On lui fait raconter en deux mots son histoire, pour ne pas laisser refroidir la soupe.

Lida l’avait empoisonné pour le faire mourir, parce que cette peste en avait assez d’un mari ; c’est là ce qui lui avait bistourné la figure. Mais un jour que Lida avait eu avec quelqu’un une violente dispute, elle avait ramassé un énorme coup de bâton sur le haut de la tête, et elle était tombée raide morte. Paulin avait été forcé de s’enfuir, dans la crainte qu’on ne l’accusât d’avoir tué sa femme. « Aïa ! c’est le bâton qui l’a tuée ! »

« Dînons, mon frère ! tu demeureras avec nous, ne t’inquiète plus de rien. »

Au moment où je veux m’asseoir à table avec eux, on retire ma chaise de derrière moi ; je tombe, je roule, je roule, et ne m’arrête qu’ici pour vous raconter cette histoire.[1]


  1. Est-ce un conte noir ? Est-ce du Lindor, le Lindor de « septe cousins av septe cousines » ? (no XVII).

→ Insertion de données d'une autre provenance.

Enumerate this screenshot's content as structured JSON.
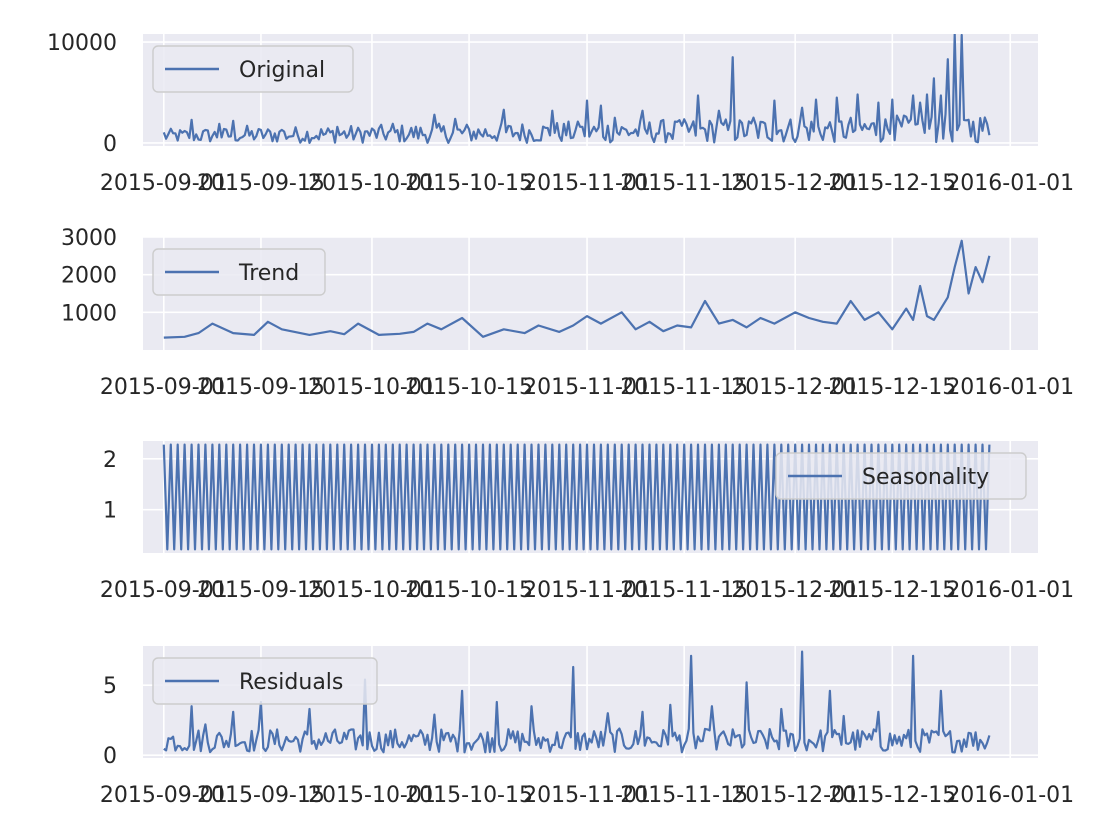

L’histoire part et arrive ; une main sûre la dirige sans la laisser dévier jamais. Il y a là-dedans un savoir-faire auquel le bonhomme ne nous a pas habitués. Et ses personnages sont vivants, et ses épisodes sont liés, et, chose grave, notre version française nous semble par exception à peine inférieure à la créole. Le conte de Paulin avec Pauline fait avec tous les autres un contraste qui n’échappera pas au lecteur.